Von der Bildmitte, der undefinierten Horizontlinie, in der von oben wie von unten kommende Pinselstriche wie ein roter Schleier aufeinander stoßen, führt Sylke von Gazas Gemälde „Red Veil Master Painting 5“ (2016 zu sehen im Museum Kunstplast Düsseldorf) geradewegs zu ihrer Installation „Il Nido“, die bis Mitte Januar in Venedig zu sehen ist. In ihrer Malerei setzt die Scully-Meisterschülerin sich seit Jahren mit Transformationen auseinander. Sie hat in einigen Kirchen der Lagunenstadt gemalt, darunter St. Leo unweit von Rialto, wo eine ihrer Arbeiten hängt. Die stille Abgeschiedenheit der sakralen Räume scheint ihre künstlerische Inspiration zu beflügeln.
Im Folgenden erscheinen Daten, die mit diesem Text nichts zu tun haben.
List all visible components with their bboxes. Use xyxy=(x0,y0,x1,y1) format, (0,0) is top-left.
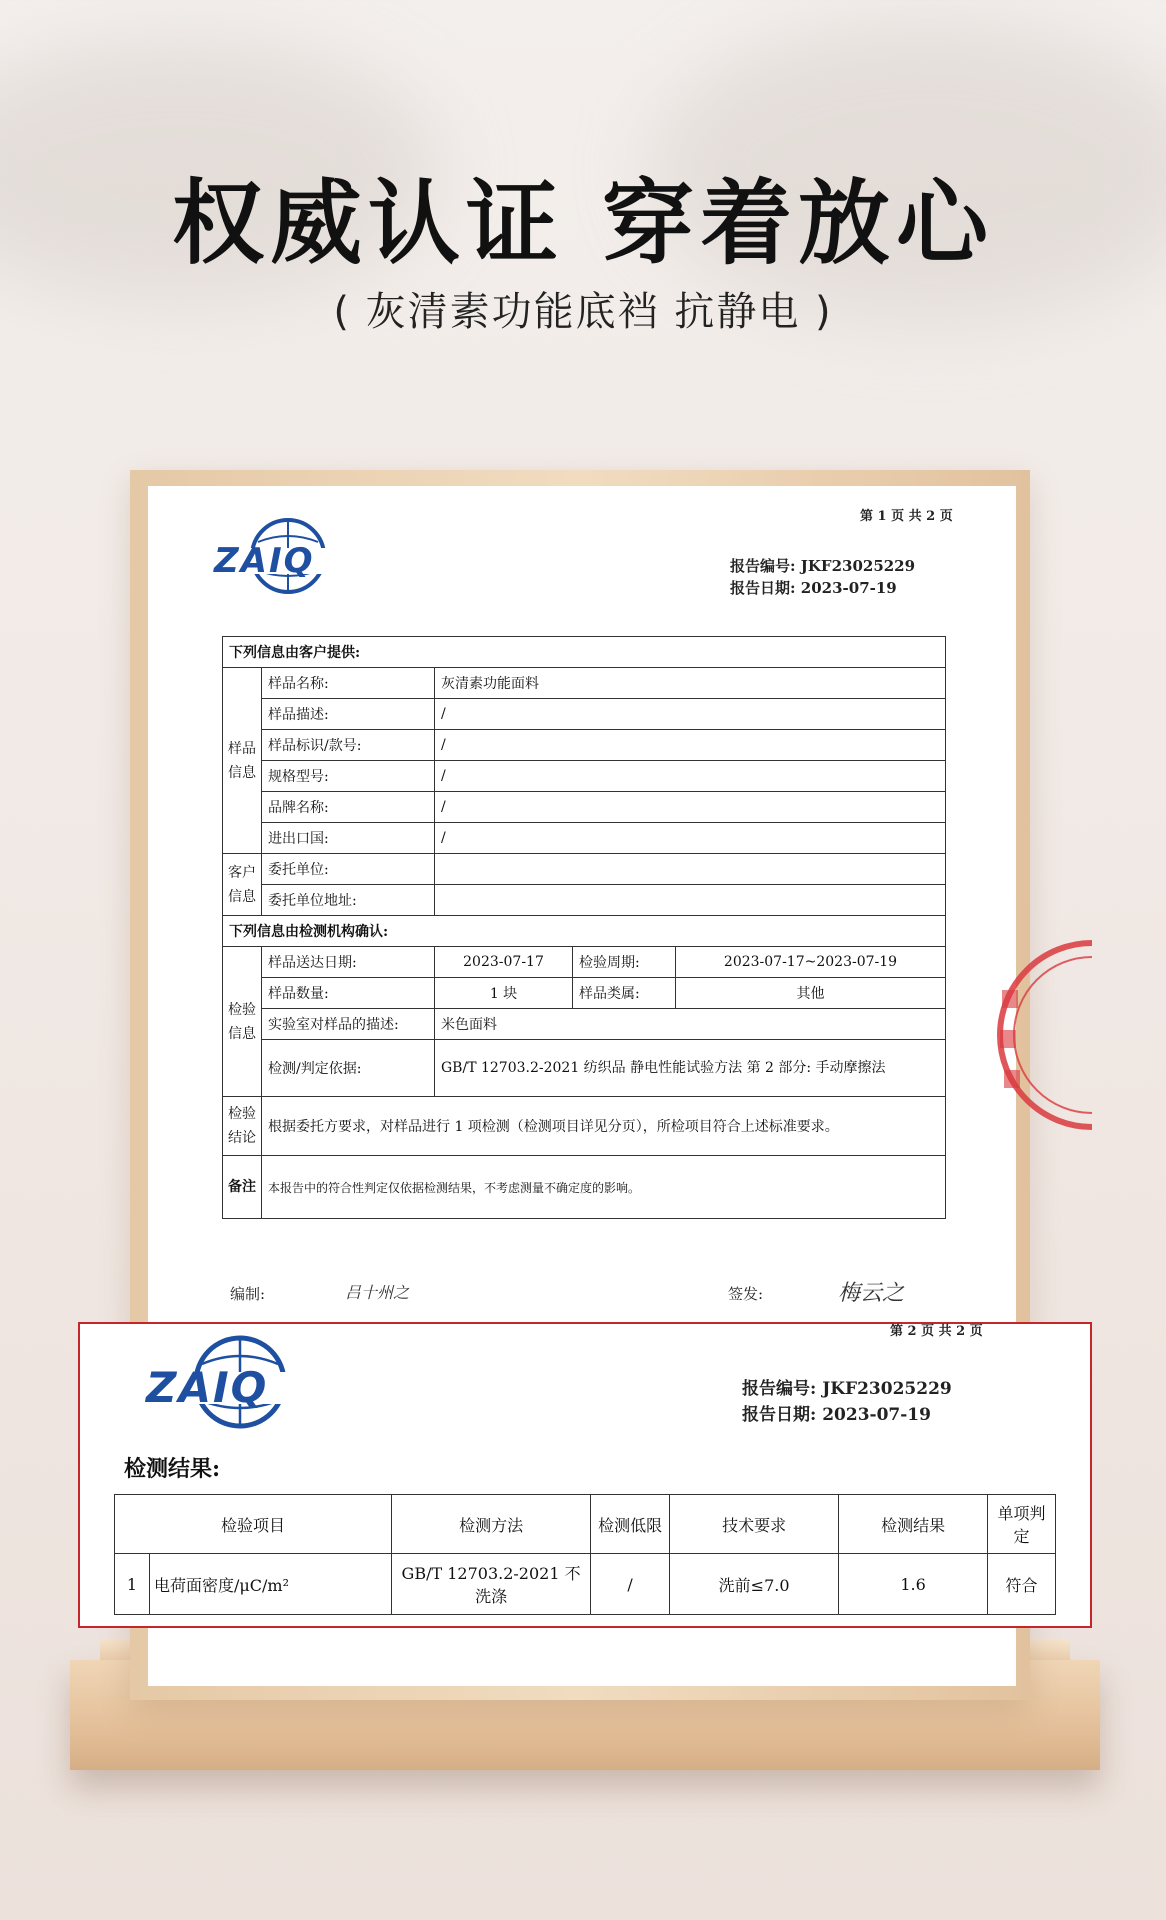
table-row xyxy=(115,1554,1056,1615)
form-label: 委托单位地址: xyxy=(262,885,435,916)
logo-text: ZAIQ xyxy=(146,1363,269,1412)
zaiq-logo xyxy=(210,512,370,602)
report-no-label: 报告编号: xyxy=(730,557,796,575)
form-label: 样品类属: xyxy=(573,978,676,1009)
results-header: 技术要求 xyxy=(670,1495,839,1554)
inspect-group-label: 检验信息 xyxy=(223,947,262,1097)
remark-value: 本报告中的符合性判定仅依据检测结果，不考虑测量不确定度的影响。 xyxy=(262,1156,946,1219)
form-label: 规格型号: xyxy=(262,761,435,792)
form-value: / xyxy=(435,792,946,823)
logo-text: ZAIQ xyxy=(214,541,315,581)
form-label: 检测/判定依据: xyxy=(262,1040,435,1097)
page-number: 第 1 页 共 2 页 xyxy=(860,509,953,524)
form-value: 米色面料 xyxy=(435,1009,946,1040)
form-value xyxy=(435,854,946,885)
results-title: 检测结果: xyxy=(124,1456,221,1482)
results-table xyxy=(114,1494,1056,1615)
issuer-signature: 梅云之 xyxy=(838,1281,905,1306)
form-value: / xyxy=(435,823,946,854)
sample-group-label: 样品信息 xyxy=(223,668,262,854)
form-label: 实验室对样品的描述: xyxy=(262,1009,435,1040)
results-header: 检测低限 xyxy=(591,1495,670,1554)
results-header: 检测结果 xyxy=(839,1495,988,1554)
conclusion-group-label: 检验结论 xyxy=(223,1097,262,1156)
row-result: 1.6 xyxy=(839,1554,988,1615)
editor-signature: 吕十州之 xyxy=(345,1283,410,1302)
row-requirement: 洗前≤7.0 xyxy=(670,1554,839,1615)
report-meta xyxy=(742,1376,952,1428)
subline: ( 灰清素功能底裆 抗静电 ) xyxy=(333,289,833,335)
client-section-header: 下列信息由客户提供: xyxy=(223,637,946,668)
form-label: 委托单位: xyxy=(262,854,435,885)
report-date: 2023-07-19 xyxy=(800,579,897,597)
form-label: 样品送达日期: xyxy=(262,947,435,978)
red-seal-stamp xyxy=(982,930,1092,1140)
row-method: GB/T 12703.2-2021 不洗涤 xyxy=(392,1554,591,1615)
editor-label: 编制: xyxy=(230,1285,266,1303)
row-item: 电荷面密度/μC/m² xyxy=(150,1554,392,1615)
form-value: 2023-07-17 xyxy=(435,947,573,978)
remark-label: 备注 xyxy=(223,1156,262,1219)
report-no: JKF23025229 xyxy=(800,557,916,575)
row-limit: / xyxy=(591,1554,670,1615)
form-value xyxy=(435,885,946,916)
form-value: / xyxy=(435,699,946,730)
form-label: 检验周期: xyxy=(573,947,676,978)
form-value: / xyxy=(435,730,946,761)
report-meta xyxy=(730,555,915,599)
row-index: 1 xyxy=(115,1554,150,1615)
report-form-table xyxy=(222,636,946,1219)
form-value: / xyxy=(435,761,946,792)
row-judgement: 符合 xyxy=(988,1554,1056,1615)
form-label: 进出口国: xyxy=(262,823,435,854)
report-date-label: 报告日期: xyxy=(742,1405,817,1425)
report-date: 2023-07-19 xyxy=(822,1405,931,1425)
form-value: 2023-07-17~2023-07-19 xyxy=(676,947,946,978)
form-value: 1 块 xyxy=(435,978,573,1009)
form-label: 样品数量: xyxy=(262,978,435,1009)
results-header: 单项判定 xyxy=(988,1495,1056,1554)
form-label: 样品名称: xyxy=(262,668,435,699)
headline: 权威认证 穿着放心 xyxy=(171,170,995,277)
client-group-label: 客户信息 xyxy=(223,854,262,916)
form-value: GB/T 12703.2-2021 纺织品 静电性能试验方法 第 2 部分: 手动摩擦法 xyxy=(435,1040,946,1097)
page-number: 第 2 页 共 2 页 xyxy=(890,1324,983,1339)
form-label: 样品描述: xyxy=(262,699,435,730)
form-label: 样品标识/款号: xyxy=(262,730,435,761)
form-value: 其他 xyxy=(676,978,946,1009)
report-no: JKF23025229 xyxy=(822,1379,952,1399)
conclusion-value: 根据委托方要求，对样品进行 1 项检测（检测项目详见分页），所检项目符合上述标准要求。 xyxy=(262,1097,946,1156)
report-date-label: 报告日期: xyxy=(730,579,796,597)
form-value: 灰清素功能面料 xyxy=(435,668,946,699)
form-label: 品牌名称: xyxy=(262,792,435,823)
lab-section-header: 下列信息由检测机构确认: xyxy=(223,916,946,947)
results-header: 检测方法 xyxy=(392,1495,591,1554)
issuer-label: 签发: xyxy=(728,1285,764,1303)
report-no-label: 报告编号: xyxy=(742,1379,817,1399)
zaiq-logo xyxy=(140,1328,340,1438)
results-header: 检验项目 xyxy=(115,1495,392,1554)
Nun also rückte sie das Begehren des Betrachters, zu ergreifen, was er sieht, in den Fokus und setzt ihre Installation genau in jene undefinierte Zone, wo Sichtbares und Unsichtbares aufeinander stoßen.
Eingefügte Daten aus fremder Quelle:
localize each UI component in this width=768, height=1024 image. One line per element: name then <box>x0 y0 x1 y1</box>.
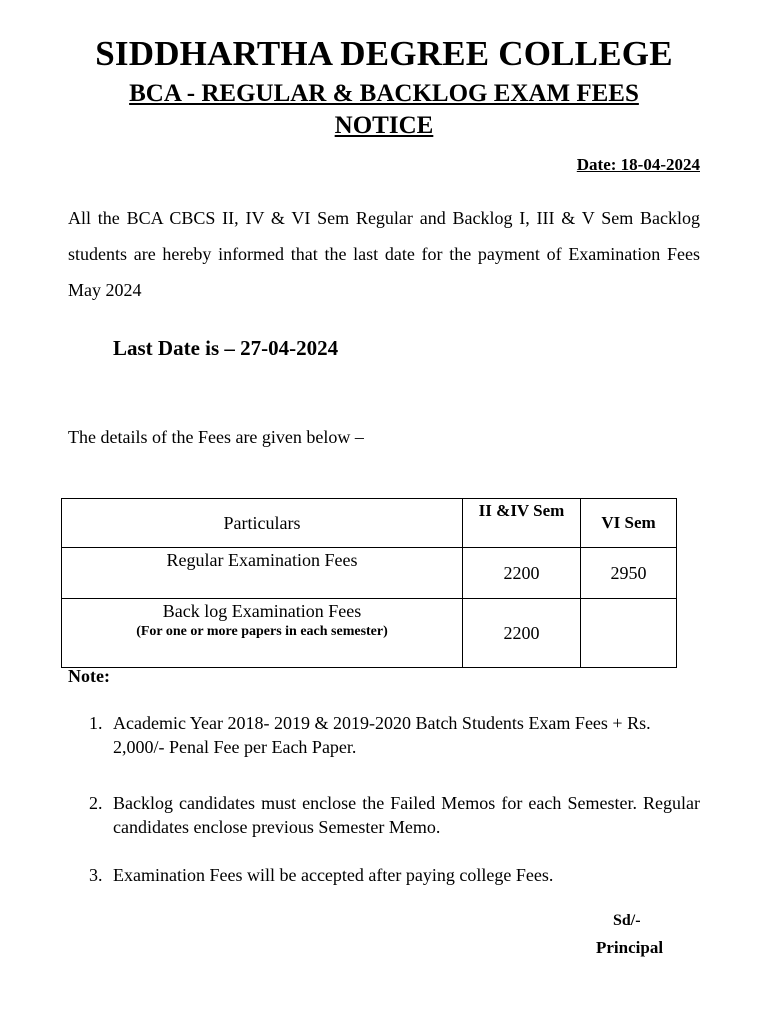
list-text: Backlog candidates must enclose the Failed Memos for each Semester. Regular candidates enclose previous Semester Memo. <box>113 793 700 837</box>
fee-cell: 2200 <box>463 548 581 599</box>
fee-cell: 2950 <box>581 548 677 599</box>
list-number: 3. <box>89 865 103 885</box>
list-text: Academic Year 2018- 2019 & 2019-2020 Batch Students Exam Fees + Rs. 2,000/- Penal Fee per Each Paper. <box>113 713 651 757</box>
list-number: 2. <box>89 793 103 813</box>
particular-cell <box>62 599 463 668</box>
fees-table <box>61 498 677 668</box>
signature-title: Principal <box>596 938 664 957</box>
details-intro: The details of the Fees are given below – <box>68 427 364 447</box>
particular-subnote: (For one or more papers in each semester) <box>136 624 388 639</box>
note-label: Note: <box>68 666 110 686</box>
list-item <box>89 863 700 887</box>
fee-cell <box>581 599 677 668</box>
list-item <box>89 791 700 839</box>
table-row <box>62 599 677 668</box>
particular-label: Back log Examination Fees <box>162 601 362 621</box>
particular-cell: Regular Examination Fees <box>62 548 463 599</box>
notice-subtitle: BCA - REGULAR & BACKLOG EXAM FEES <box>129 80 639 107</box>
header-particulars: Particulars <box>62 499 463 548</box>
header-sem-2-4: II &IV Sem <box>463 499 581 548</box>
intro-paragraph: All the BCA CBCS II, IV & VI Sem Regular and Backlog I, III & V Sem Backlog students are hereby informed that the last date for the payment of Examination Fees May 2024 <box>68 208 700 300</box>
table-header-row <box>62 499 677 548</box>
list-text: Examination Fees will be accepted after paying college Fees. <box>113 865 554 885</box>
last-date: Last Date is – 27-04-2024 <box>113 336 339 360</box>
notice-heading: NOTICE <box>334 112 434 139</box>
signature-sd: Sd/- <box>613 912 641 929</box>
fee-cell: 2200 <box>463 599 581 668</box>
notice-date: Date: 18-04-2024 <box>576 155 700 174</box>
table-row <box>62 548 677 599</box>
college-name: SIDDHARTHA DEGREE COLLEGE <box>95 34 673 73</box>
header-sem-6: VI Sem <box>581 499 677 548</box>
list-number: 1. <box>89 713 103 733</box>
list-item <box>89 711 700 759</box>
Wann immer es die Arbeit im Atelier zuließ, erkundete Sylke von Gaza in den vergangenen Jahren in einem kleinen venezianischen Fischerboot die Lagune und fand an deren Stränden vielgestaltige Schwemmhölzer. Sie sammelte die Hölzer Stück für Stück und transportierte sie mühevoll gebündelt zum Trocknen in die Stadt. Ein überdimensionales Nest schwebte ihr vor und darin Glaseier. Nach aufwendigen Probeläufen wurden diese in der Meisterwerkstatt des durch Glasstress bekannten Adriano Berengo auf Murano geblasen.
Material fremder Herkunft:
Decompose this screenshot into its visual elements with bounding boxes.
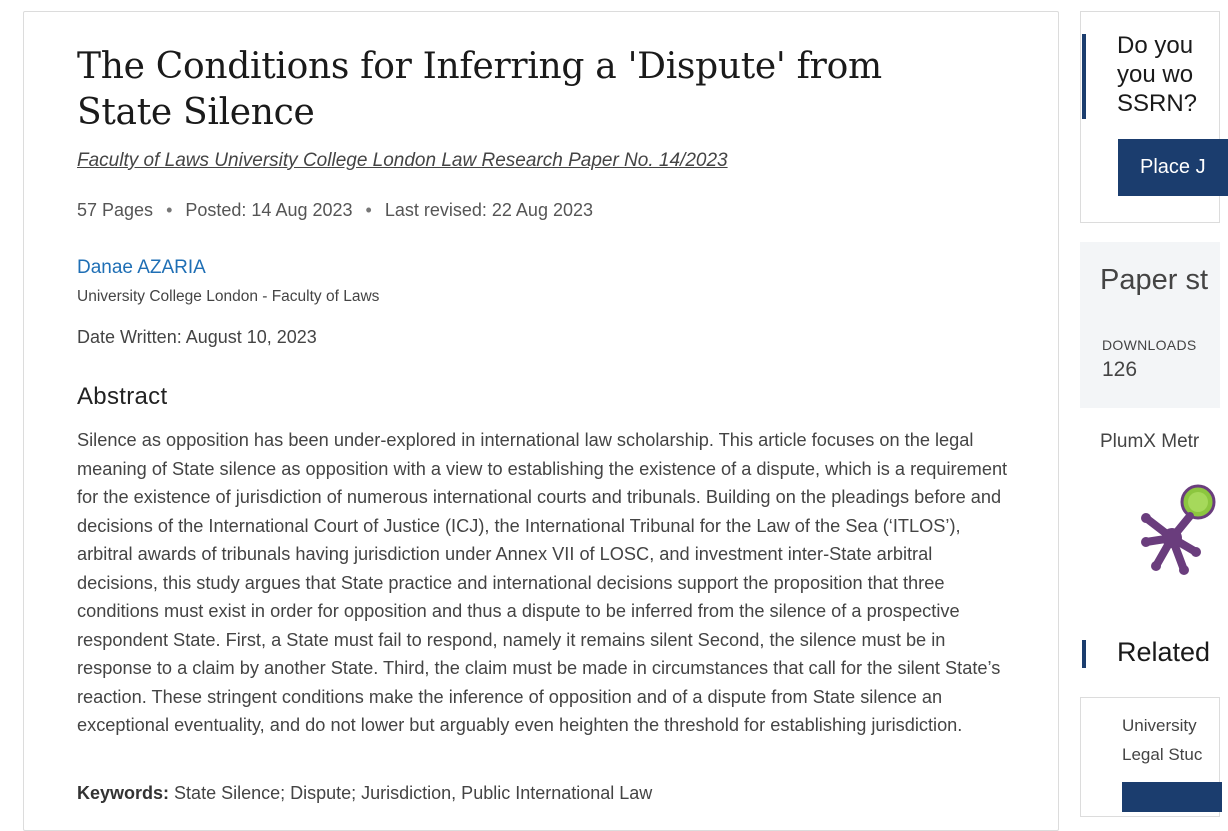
page-count: 57 Pages — [77, 200, 154, 220]
abstract-heading: Abstract — [77, 383, 168, 410]
related-line: Legal Stuc — [1122, 745, 1203, 764]
separator-dot: • — [166, 200, 173, 220]
paper-title: The Conditions for Inferring a 'Dispute' from State Silence — [77, 46, 882, 133]
related-button[interactable] — [1122, 782, 1222, 812]
plumx-label: PlumX Metr — [1100, 431, 1200, 452]
date-written: Date Written: August 10, 2023 — [77, 327, 317, 347]
related-line: University — [1122, 716, 1197, 735]
paper-meta — [77, 200, 593, 221]
accent-bar — [1082, 34, 1086, 119]
accent-bar — [1082, 640, 1086, 668]
place-job-button[interactable]: Place J — [1118, 139, 1228, 196]
separator-dot: • — [365, 200, 372, 220]
job-prompt-line: Do you — [1117, 32, 1194, 59]
abstract-text: Silence as opposition has been under-explored in international law scholarship. This article focuses on the legal meaning of State silence as opposition with a view to establishing the existence of a dispute, which is a requirement for the existence of jurisdiction of numerous international courts and tribunals. Building on the pleadings before and decisions of the International Court of Justice (ICJ), the International Tribunal for the Law of the Sea (‘ITLOS’), arbitral awards of tribunals having jurisdiction under Annex VII of LOSC, and investment inter-State arbitral decisions, this study argues that State practice and international decisions support the proposition that three conditions must exist in order for opposition and thus a dispute to be inferred from the silence of a prospective respondent State. First, a State must fail to respond, namely it remains silent Second, the silence must be in response to a claim by another State. Third, the claim must be made in circumstances that call for the silent State’s reaction. These stringent conditions make the inference of opposition and of a dispute from State silence an exceptional eventuality, and do not lower but arguably even heighten the threshold for establishing jurisdiction. — [77, 430, 1008, 735]
plumx-icon[interactable] — [1136, 470, 1200, 580]
job-prompt-line: SSRN? — [1117, 90, 1198, 117]
downloads-label: DOWNLOADS — [1102, 337, 1197, 353]
related-title: Related — [1117, 637, 1211, 667]
keywords — [77, 783, 652, 804]
revised-date: Last revised: 22 Aug 2023 — [384, 200, 593, 220]
related-journal[interactable] — [1122, 711, 1202, 769]
downloads-value: 126 — [1102, 358, 1138, 381]
author-link[interactable]: Danae AZARIA — [77, 257, 206, 278]
series-link[interactable]: Faculty of Laws University College London Law Research Paper No. 14/2023 — [77, 150, 728, 171]
job-prompt-line: you wo — [1117, 61, 1194, 88]
keywords-label: Keywords: — [77, 783, 170, 803]
keywords-value: State Silence; Dispute; Jurisdiction, Public International Law — [174, 783, 653, 803]
paper-stats-title: Paper st — [1100, 264, 1208, 296]
posted-date: Posted: 14 Aug 2023 — [185, 200, 353, 220]
author-affiliation: University College London - Faculty of Laws — [77, 288, 380, 305]
job-prompt — [1117, 31, 1197, 118]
Dem uralten Naturraum Lagune wird gehuldigt mit alten Hölzern Venetiens und Eiern aus dem Quarzsand der Lagune. Gedacht wird der unentwegten Metamorphosen – Werden, Vergehen und Auferstehen im Makro- und Mikrokosmos – und der Historie der glorreichen Serenissima, errichtet auf dem christlichen Glauben, im Kampf gegen das Unheil der teuflischen Pest. Die Lagune, in deren Schutz einst arme Fischer Zuflucht vorm Hunnensturm suchten, und ein Dorf zur Großmacht sich entwickeln konnte. Hier rückt menschliche Hybris in den Blick, gemahnt nicht die biblischen Warnung „Wenn du gleich in die Höhe führest wie ein Adler und machtest dein Nest zwischen den Sternen…“ (Obadja 1,4) an Demut?

Wie lässt nun das Wirkliche des historischen Raums Lagune ins Reale eines Werks sich transformieren?

In Anbetracht der grassierenden Schaulust unserer Zeit baut die Künstlerin ihr Werk an einem Ort, wo es trotz seiner Überdimensionalität den begehrlichen Blicken entrückt ist: Hoch über den Dächern von Venedig, auf dem Turm der alten Sternwarte des patriarchalen Priesterseminars, die nur über viele Stufen erreichbar, aber nicht öffentlich zugänglich ist. So bleiben kunstsinnigen Besuchern nur der Blick vom Bacino di San Marco aus durchs Fernglas und ihre Phantasie: Die Allschau aus der Perspektive der Vögel. Weit höher als die schwimmenden Riesenhotelschiffe, die Venedig heimsuchen, liegt das Nest. Die Brut birgt die Idee der Transformation. Wird das Nest selbst zur Idee, schlägt Natur in Kunst um, und aus den Eiern schlüpfen poetische und philosophische Assoziationen: So der Gedanke an die Muttergottes, der mythologischen Gebärerin der Venezia; der Madonna della Salute gelobte am 22. Oktober 1630 der Doge Nicolò Contarini mit der Bitte, die grassierende Pestepidemie zu beenden, eine Kirche zu errichten. Ein Drittel der Stadtbewohner hatte schon ihr Leben gelassen, als seine Bitte erhört wurde. Der venezianische Architekt Baldassare Longhena erbaute die prächtig barocke Basilika Santa Maria della Salute gegenüber dem Dogenpalast, an der Punta della Dogana, der alten Zollstation Venedigs. Er konstruierte einen Kuppelbau über einem Oktagon, in dessen Zentrum quasi die Geburt Christi symbolisiert wird: Der Stern, der auf die Erde fiel. Für die Gestirne am Himmel waren Geistlichen auf der Sternwarte zuständig. Glaube und Wissenschaft in ihrer heiklen Beziehung. Was immer diesen Eiern entschlüpfen mag: Unermesslich groß und so winzig, dass es sich verliert im Unsichtbaren; das lang schon Vergangene; nie ganz vergehende Gefühle und Gedanken.

„Il Nido“ von Sylke von Gaza ist Teil der Padiglioni Paralleli, den Beiträgen der Kurie zur diesjährigen Biennale. Das Nest selbst blieb bis Mitte Dezember auf der Sternwarte und wird danach bis Mitte Januar zunächst im Kreuzgang und später unter der Kuppel der Basilika zu sehen sein.

Das Unsichtbare zu gestalten, heißt, sich dem größten Geheimnis zu nähern. Der Sinnsucher, der sich „Il Nido“ nähert, kommt einem Geheimnis nahe, das letztlich in ihm selbst liegt.